I like audiobooks but hate earphones, so remain largely anchored to our literary past and those challenging words, sentences and paragraphs on the page or screen.
Hi Ray, I tend to use just a single bluetooth earbud when walking as I don’t like to be cut off from my surroundings, but it’s good enough for audiobooks (like having someone have a conversation next to you). I don’t find that uncomfortable.
I’d agree that the passive/active distinction is false on an absolute level, but text makes it easier for me to slow down, pause and think, re-read and take notes. With audiobooks, I’m usually listening while doing something else, so thy only get partial attention. But the big difference between audio and text for me is that with audiobooks, the narrator adds a layer of information and interpretation which can impact the story in subtle and dramatic ways. Cormac McCarthy’s attitude towards punctuation creates an ambiguity in his novels which gets lost in narration, for better or worse. The person who voiced James Ellroy’s latest novel, This Storm, used a lot of vocal characterization, so one person sounds like Jimmy Stewart and another like John Houseman. That created images in my head and brought baggage to the story, again for better or worse.
Hi Paul! Yes, you’re quite right – I find ‘experimental’ authors don’t really work as audio, because they are really playing with the format of words on a page. And bad narration can completely destroy any audiobook, so it definitely adds a layer. But a good reader can add to it also – hearing the author themselves for non-fiction is useful.
The author’s own voice is a definite plus. Tressie McMillan-Cottom’s Thick wouldn’t have sounded right in anyone else’s voice. I hope there’s an audiobook award for her.
I am into non-fiction audiobooks but like fiction on my [insert ubiquitous e-reader brand here]. I never even know how to refer to a book I listened to instead of read, I feel like saying I read it is a lie, but that doesn’t make sense! I totally agree there’s a space for the oral. Hooray for format shifting! https://fragmentsofamber.wordpress.com/2019/09/20/formats/
Hi Amber, yes I too feel saying I’ve read something isn’t quite right, I always add “well, listened to the audiobook”. Thanks for the link.

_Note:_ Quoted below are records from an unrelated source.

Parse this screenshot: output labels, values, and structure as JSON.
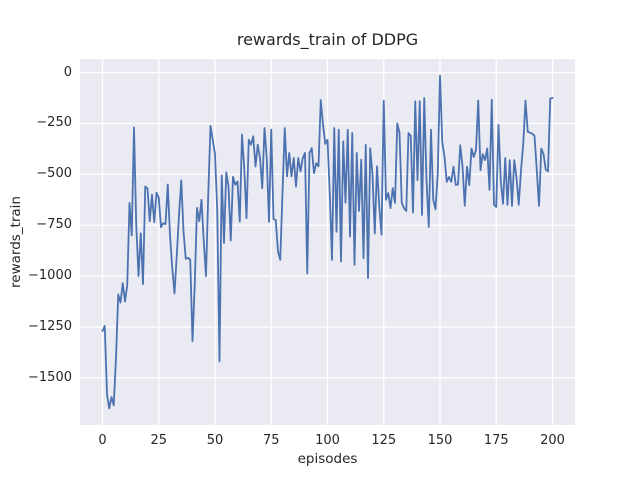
{
  "chart": {
    "title": "rewards_train of DDPG",
    "xlabel": "episodes",
    "ylabel": "rewards_train"
  },
  "chart_data": {
    "type": "line",
    "title": "rewards_train of DDPG",
    "xlabel": "episodes",
    "ylabel": "rewards_train",
    "grid": true,
    "legend": false,
    "background_color": "#eaeaf2",
    "grid_color": "#ffffff",
    "figure_background": "#ffffff",
    "text_color": "#262626",
    "line_color": "#4c72b0",
    "x_ticks": [
      0,
      25,
      50,
      75,
      100,
      125,
      150,
      175,
      200
    ],
    "x_tick_labels": [
      "0",
      "25",
      "50",
      "75",
      "100",
      "125",
      "150",
      "175",
      "200"
    ],
    "y_ticks": [
      0,
      -250,
      -500,
      -750,
      -1000,
      -1250,
      -1500
    ],
    "y_tick_labels": [
      "0",
      "−250",
      "−500",
      "−750",
      "−1000",
      "−1250",
      "−1500"
    ],
    "xlim": [
      -10,
      210
    ],
    "ylim": [
      -1732,
      67
    ],
    "x_start": 0,
    "x_step": 1,
    "series": [
      {
        "name": "rewards_train",
        "values": [
          -1270,
          -1245,
          -1580,
          -1650,
          -1595,
          -1635,
          -1400,
          -1090,
          -1130,
          -1035,
          -1125,
          -1045,
          -640,
          -800,
          -270,
          -750,
          -1000,
          -790,
          -1040,
          -560,
          -570,
          -730,
          -600,
          -735,
          -590,
          -615,
          -760,
          -740,
          -745,
          -550,
          -800,
          -960,
          -1085,
          -900,
          -700,
          -530,
          -780,
          -915,
          -910,
          -920,
          -1320,
          -1040,
          -665,
          -730,
          -625,
          -830,
          -1000,
          -600,
          -262,
          -330,
          -400,
          -680,
          -1420,
          -505,
          -837,
          -490,
          -560,
          -825,
          -512,
          -551,
          -535,
          -733,
          -305,
          -470,
          -715,
          -330,
          -354,
          -313,
          -461,
          -354,
          -420,
          -568,
          -272,
          -420,
          -733,
          -280,
          -720,
          -725,
          -880,
          -920,
          -590,
          -272,
          -510,
          -395,
          -510,
          -420,
          -560,
          -420,
          -486,
          -420,
          -395,
          -987,
          -395,
          -371,
          -494,
          -445,
          -460,
          -135,
          -255,
          -350,
          -330,
          -590,
          -920,
          -272,
          -782,
          -281,
          -928,
          -338,
          -640,
          -281,
          -806,
          -297,
          -944,
          -395,
          -680,
          -428,
          -912,
          -355,
          -1010,
          -372,
          -503,
          -790,
          -460,
          -656,
          -796,
          -138,
          -625,
          -592,
          -666,
          -568,
          -640,
          -250,
          -295,
          -640,
          -666,
          -680,
          -297,
          -310,
          -688,
          -141,
          -528,
          -141,
          -700,
          -125,
          -528,
          -758,
          -281,
          -625,
          -672,
          -495,
          -15,
          -340,
          -415,
          -537,
          -513,
          -537,
          -462,
          -552,
          -550,
          -357,
          -460,
          -654,
          -462,
          -553,
          -373,
          -415,
          -380,
          -138,
          -480,
          -400,
          -430,
          -373,
          -576,
          -133,
          -650,
          -660,
          -257,
          -530,
          -645,
          -420,
          -650,
          -430,
          -655,
          -430,
          -515,
          -650,
          -480,
          -350,
          -138,
          -291,
          -295,
          -300,
          -310,
          -477,
          -655,
          -373,
          -400,
          -477,
          -485,
          -127,
          -125
        ]
      }
    ]
  }
}
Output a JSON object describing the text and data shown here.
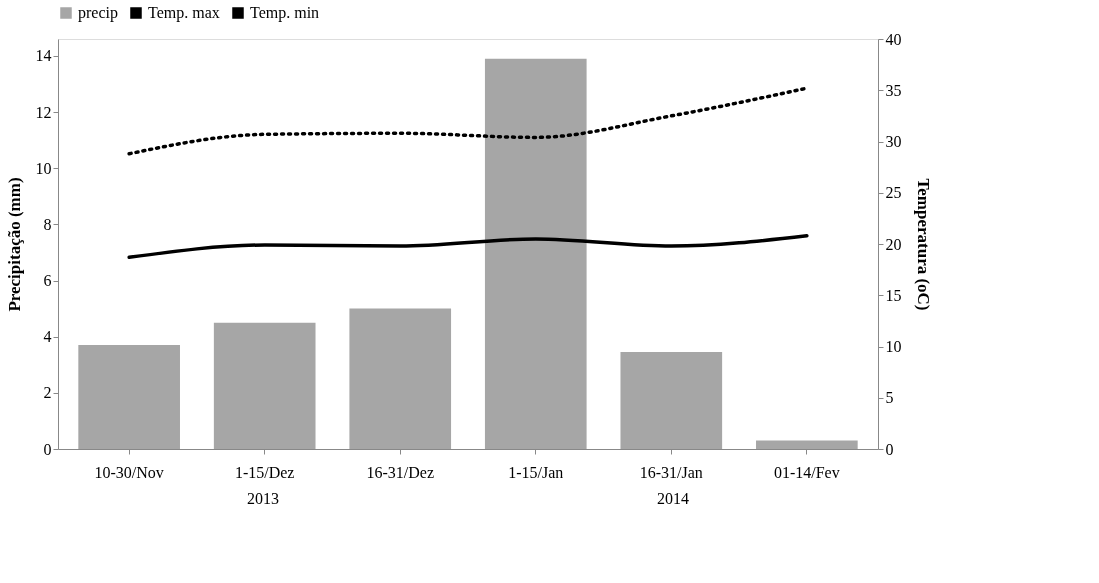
{
  "chart_data": {
    "type": "bar",
    "categories": [
      "10-30/Nov",
      "1-15/Dez",
      "16-31/Dez",
      "1-15/Jan",
      "16-31/Jan",
      "01-14/Fev"
    ],
    "ylabel": "Precipitação (mm)",
    "y2label": "Temperatura (oC)",
    "series": [
      {
        "name": "precip",
        "color": "#a6a6a6",
        "values": [
          3.7,
          4.5,
          5.0,
          13.9,
          3.45,
          0.3
        ]
      },
      {
        "name": "Temp. max",
        "type": "line",
        "axis": "y2",
        "line_style": "dotted",
        "color": "#000000",
        "values": [
          28.8,
          30.7,
          30.8,
          30.4,
          32.5,
          35.2
        ]
      },
      {
        "name": "Temp. min",
        "type": "line",
        "axis": "y2",
        "line_style": "solid",
        "color": "#000000",
        "values": [
          18.7,
          19.9,
          19.8,
          20.5,
          19.8,
          20.8
        ]
      }
    ],
    "ylim": [
      0,
      14.6
    ],
    "yticks": [
      0,
      2,
      4,
      6,
      8,
      10,
      12,
      14
    ],
    "y2lim": [
      0,
      40
    ],
    "y2ticks": [
      0,
      5,
      10,
      15,
      20,
      25,
      30,
      35,
      40
    ],
    "annotations": [
      "2013",
      "2014"
    ],
    "legend": "top",
    "grid": false
  }
}
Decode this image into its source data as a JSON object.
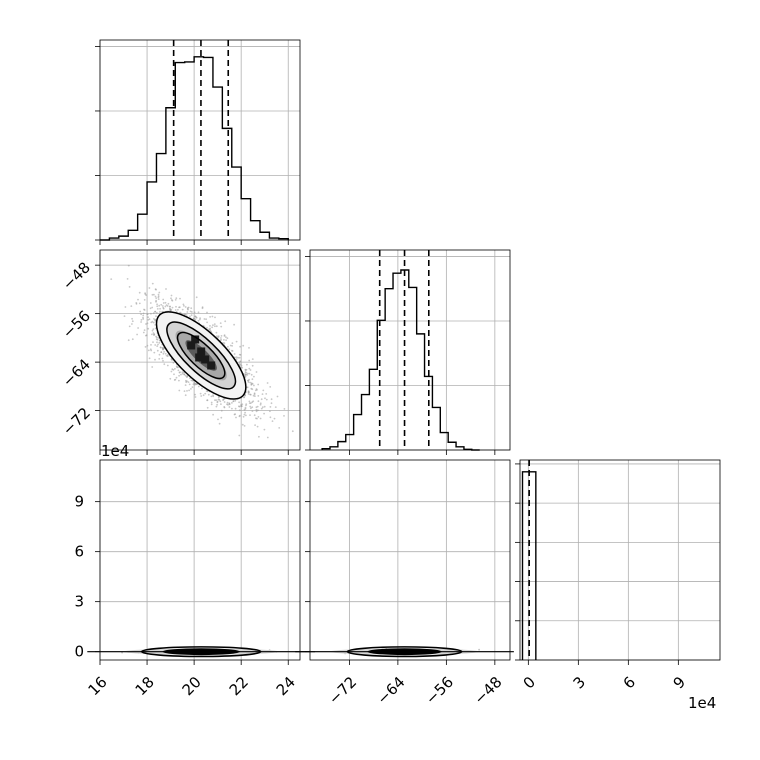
{
  "chart_data": {
    "type": "corner",
    "grid": true,
    "panels": {
      "hist_p1": {
        "type": "histogram",
        "xlim": [
          16.0,
          24.5
        ],
        "yticks": [
          0,
          1,
          2,
          3
        ],
        "ylim": [
          0,
          3.1
        ],
        "bins": [
          [
            16.0,
            16.4,
            0.0
          ],
          [
            16.4,
            16.8,
            0.03
          ],
          [
            16.8,
            17.2,
            0.06
          ],
          [
            17.2,
            17.6,
            0.15
          ],
          [
            17.6,
            18.0,
            0.4
          ],
          [
            18.0,
            18.4,
            0.9
          ],
          [
            18.4,
            18.8,
            1.34
          ],
          [
            18.8,
            19.2,
            2.05
          ],
          [
            19.2,
            19.6,
            2.75
          ],
          [
            19.6,
            20.0,
            2.76
          ],
          [
            20.0,
            20.4,
            2.84
          ],
          [
            20.4,
            20.8,
            2.83
          ],
          [
            20.8,
            21.2,
            2.37
          ],
          [
            21.2,
            21.6,
            1.73
          ],
          [
            21.6,
            22.0,
            1.13
          ],
          [
            22.0,
            22.4,
            0.64
          ],
          [
            22.4,
            22.8,
            0.3
          ],
          [
            22.8,
            23.2,
            0.12
          ],
          [
            23.2,
            23.6,
            0.03
          ],
          [
            23.6,
            24.0,
            0.02
          ]
        ],
        "quantiles": [
          19.13,
          20.29,
          21.45
        ]
      },
      "hist_p2": {
        "type": "histogram",
        "xlim": [
          -78.5,
          -45.5
        ],
        "yticks": [
          0,
          1,
          2,
          3
        ],
        "ylim": [
          0,
          3.1
        ],
        "bins": [
          [
            -76.5,
            -75.2,
            0.02
          ],
          [
            -75.2,
            -73.9,
            0.05
          ],
          [
            -73.9,
            -72.6,
            0.13
          ],
          [
            -72.6,
            -71.3,
            0.24
          ],
          [
            -71.3,
            -70.0,
            0.55
          ],
          [
            -70.0,
            -68.7,
            0.86
          ],
          [
            -68.7,
            -67.4,
            1.25
          ],
          [
            -67.4,
            -66.1,
            2.01
          ],
          [
            -66.1,
            -64.8,
            2.5
          ],
          [
            -64.8,
            -63.5,
            2.74
          ],
          [
            -63.5,
            -62.2,
            2.79
          ],
          [
            -62.2,
            -60.9,
            2.52
          ],
          [
            -60.9,
            -59.6,
            1.8
          ],
          [
            -59.6,
            -58.3,
            1.14
          ],
          [
            -58.3,
            -57.0,
            0.66
          ],
          [
            -57.0,
            -55.7,
            0.27
          ],
          [
            -55.7,
            -54.4,
            0.12
          ],
          [
            -54.4,
            -53.1,
            0.05
          ],
          [
            -53.1,
            -51.8,
            0.01
          ],
          [
            -51.8,
            -50.5,
            0.0
          ]
        ],
        "quantiles": [
          -67.0,
          -62.9,
          -58.9
        ]
      },
      "hist_p3": {
        "type": "histogram",
        "xlim": [
          -0.5,
          11.5
        ],
        "yticks": [
          0,
          1,
          2,
          3,
          4,
          5
        ],
        "ylim": [
          0,
          5.1
        ],
        "bins": [
          [
            -0.35,
            0.05,
            4.8
          ],
          [
            0.05,
            0.45,
            4.8
          ]
        ],
        "quantiles": [
          0.05
        ]
      },
      "scatter_p1_p2": {
        "type": "2d-density",
        "xlim": [
          16.0,
          24.5
        ],
        "ylim": [
          -78.5,
          -45.5
        ],
        "center": [
          20.3,
          -62.9
        ],
        "sigma": [
          1.1,
          4.1
        ],
        "correlation": -0.75
      },
      "scatter_p1_p3": {
        "type": "2d-density",
        "xlim": [
          16.0,
          24.5
        ],
        "ylim": [
          -0.5,
          11.5
        ]
      },
      "scatter_p2_p3": {
        "type": "2d-density",
        "xlim": [
          -78.5,
          -45.5
        ],
        "ylim": [
          -0.5,
          11.5
        ]
      }
    },
    "axes": {
      "p1": {
        "ticks": [
          16,
          18,
          20,
          22,
          24
        ],
        "labels": [
          "16",
          "18",
          "20",
          "22",
          "24"
        ]
      },
      "p2": {
        "ticks": [
          -72,
          -64,
          -56,
          -48
        ],
        "labels": [
          "−72",
          "−64",
          "−56",
          "−48"
        ]
      },
      "p3": {
        "ticks": [
          0,
          3,
          6,
          9
        ],
        "labels": [
          "0",
          "3",
          "6",
          "9"
        ],
        "multiplier": "1e4"
      }
    }
  }
}
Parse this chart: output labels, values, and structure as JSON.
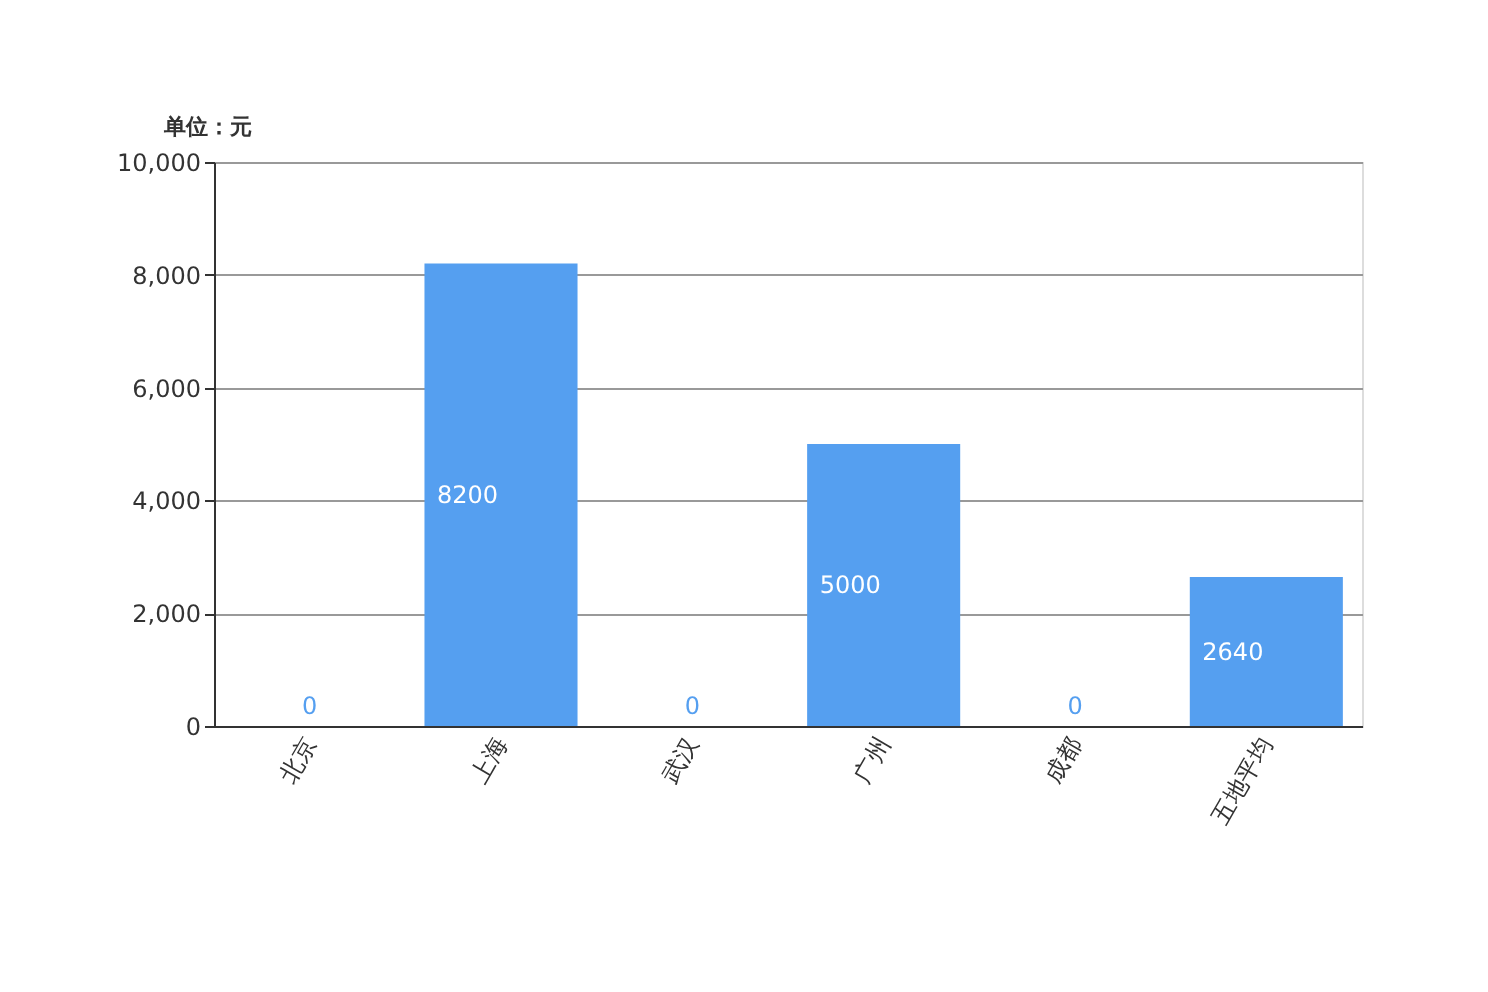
{
  "chart_data": {
    "type": "bar",
    "ylabel": "单位：元",
    "categories": [
      "北京",
      "上海",
      "武汉",
      "广州",
      "成都",
      "五地平均"
    ],
    "series": [
      {
        "color": "#559ff0",
        "values": [
          0,
          8200,
          0,
          5000,
          0,
          2640
        ]
      }
    ],
    "ylim": [
      0,
      10000
    ],
    "yticks": [
      {
        "value": 0,
        "label": "0"
      },
      {
        "value": 2000,
        "label": "2,000"
      },
      {
        "value": 4000,
        "label": "4,000"
      },
      {
        "value": 6000,
        "label": "6,000"
      },
      {
        "value": 8000,
        "label": "8,000"
      },
      {
        "value": 10000,
        "label": "10,000"
      }
    ],
    "grid": "y",
    "data_labels": true,
    "legend": false
  }
}
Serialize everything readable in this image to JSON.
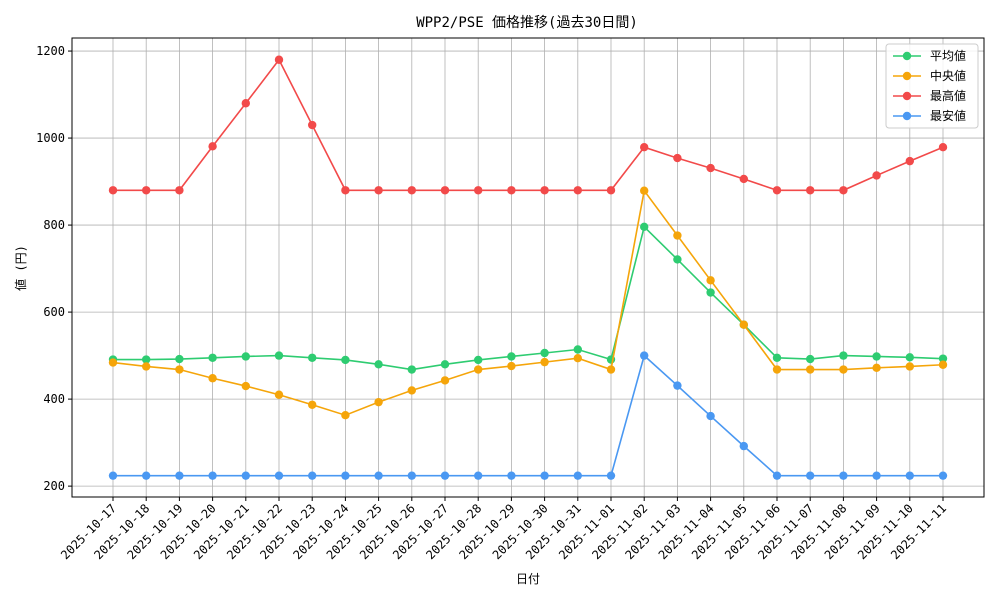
{
  "chart_data": {
    "type": "line",
    "title": "WPP2/PSE 価格推移(過去30日間)",
    "xlabel": "日付",
    "ylabel": "値 (円)",
    "ylim": [
      175,
      1230
    ],
    "yticks": [
      200,
      400,
      600,
      800,
      1000,
      1200
    ],
    "grid": true,
    "legend_position": "top-right",
    "categories": [
      "2025-10-17",
      "2025-10-18",
      "2025-10-19",
      "2025-10-20",
      "2025-10-21",
      "2025-10-22",
      "2025-10-23",
      "2025-10-24",
      "2025-10-25",
      "2025-10-26",
      "2025-10-27",
      "2025-10-28",
      "2025-10-29",
      "2025-10-30",
      "2025-10-31",
      "2025-11-01",
      "2025-11-02",
      "2025-11-03",
      "2025-11-04",
      "2025-11-05",
      "2025-11-06",
      "2025-11-07",
      "2025-11-08",
      "2025-11-09",
      "2025-11-10",
      "2025-11-11"
    ],
    "series": [
      {
        "name": "平均値",
        "color": "#2ecc71",
        "values": [
          491,
          491,
          492,
          495,
          498,
          500,
          495,
          490,
          480,
          468,
          480,
          490,
          498,
          506,
          514,
          491,
          796,
          721,
          645,
          571,
          495,
          492,
          500,
          498,
          496,
          493
        ]
      },
      {
        "name": "中央値",
        "color": "#f5a50a",
        "values": [
          484,
          475,
          468,
          448,
          430,
          410,
          387,
          363,
          393,
          420,
          443,
          468,
          476,
          485,
          494,
          468,
          879,
          776,
          673,
          571,
          468,
          468,
          468,
          472,
          475,
          479
        ]
      },
      {
        "name": "最高値",
        "color": "#f24a4a",
        "values": [
          880,
          880,
          880,
          981,
          1080,
          1180,
          1030,
          880,
          880,
          880,
          880,
          880,
          880,
          880,
          880,
          880,
          979,
          954,
          931,
          906,
          880,
          880,
          880,
          914,
          947,
          979
        ]
      },
      {
        "name": "最安値",
        "color": "#4a98f2",
        "values": [
          224,
          224,
          224,
          224,
          224,
          224,
          224,
          224,
          224,
          224,
          224,
          224,
          224,
          224,
          224,
          224,
          500,
          431,
          361,
          292,
          224,
          224,
          224,
          224,
          224,
          224
        ]
      }
    ]
  }
}
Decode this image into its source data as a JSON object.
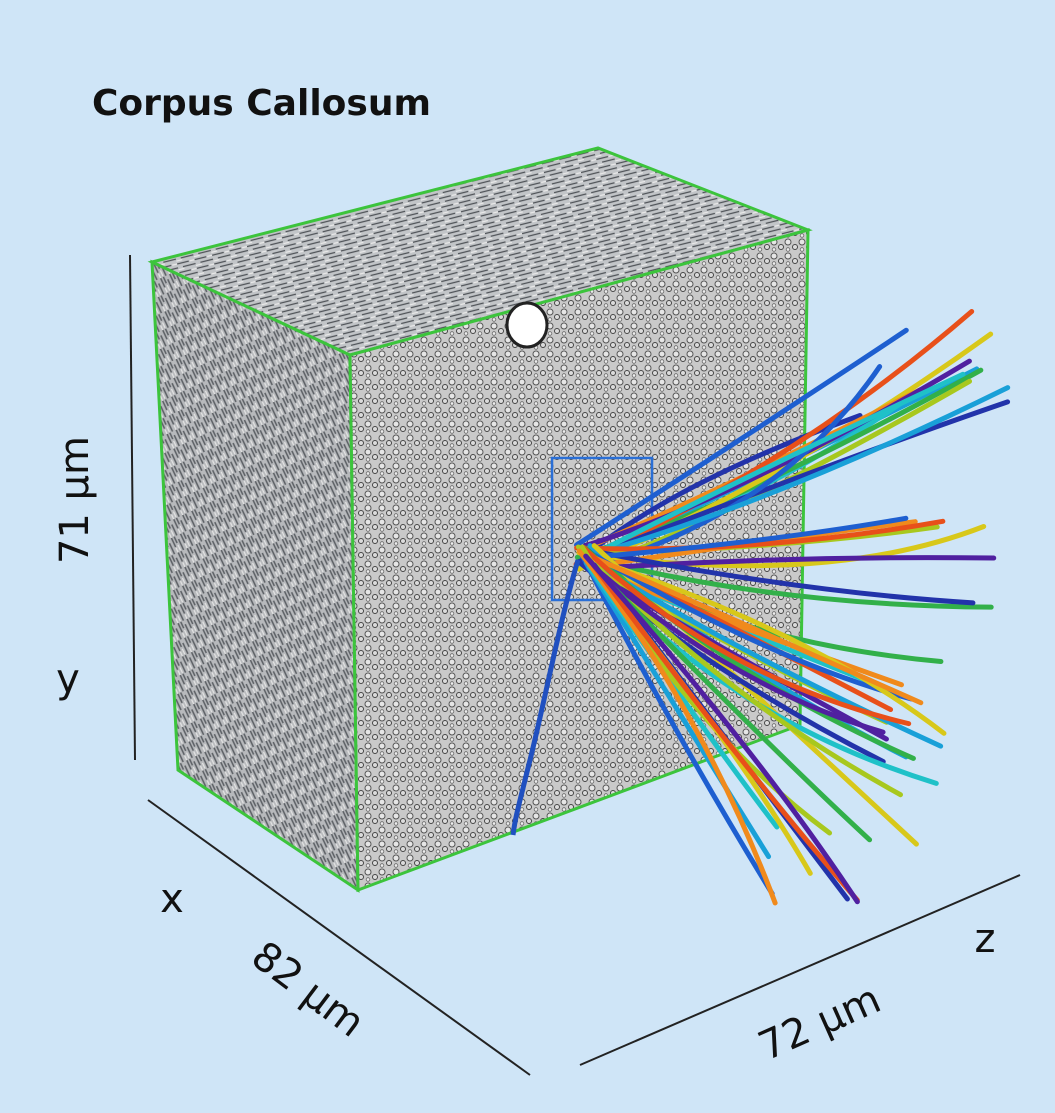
{
  "title": "Corpus Callosum",
  "axes": {
    "y": {
      "label": "y",
      "size": "71 µm"
    },
    "x": {
      "label": "x",
      "size": "82 µm"
    },
    "z": {
      "label": "z",
      "size": "72 µm"
    }
  }
}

I too love audiobooks. I got to meet the founder of Audible many moons ago at MIT. I have been a user ever since. Do you remember the original black clam shell shaped devices – pre mp3!
Just recently I have begun to enjoy the ability to read a book on both Kindle and Audible at the same time and have the reading position sync pretty accurately. Obvoiusly only for books that are worth having two versions of but for books that I will read many times it is a great option.
Hi Euan, thanks for that tip, I’ve never done that (sync kindle and audiobook). As you say, for some books (eg non fiction ones you may want to return to) that is very useful.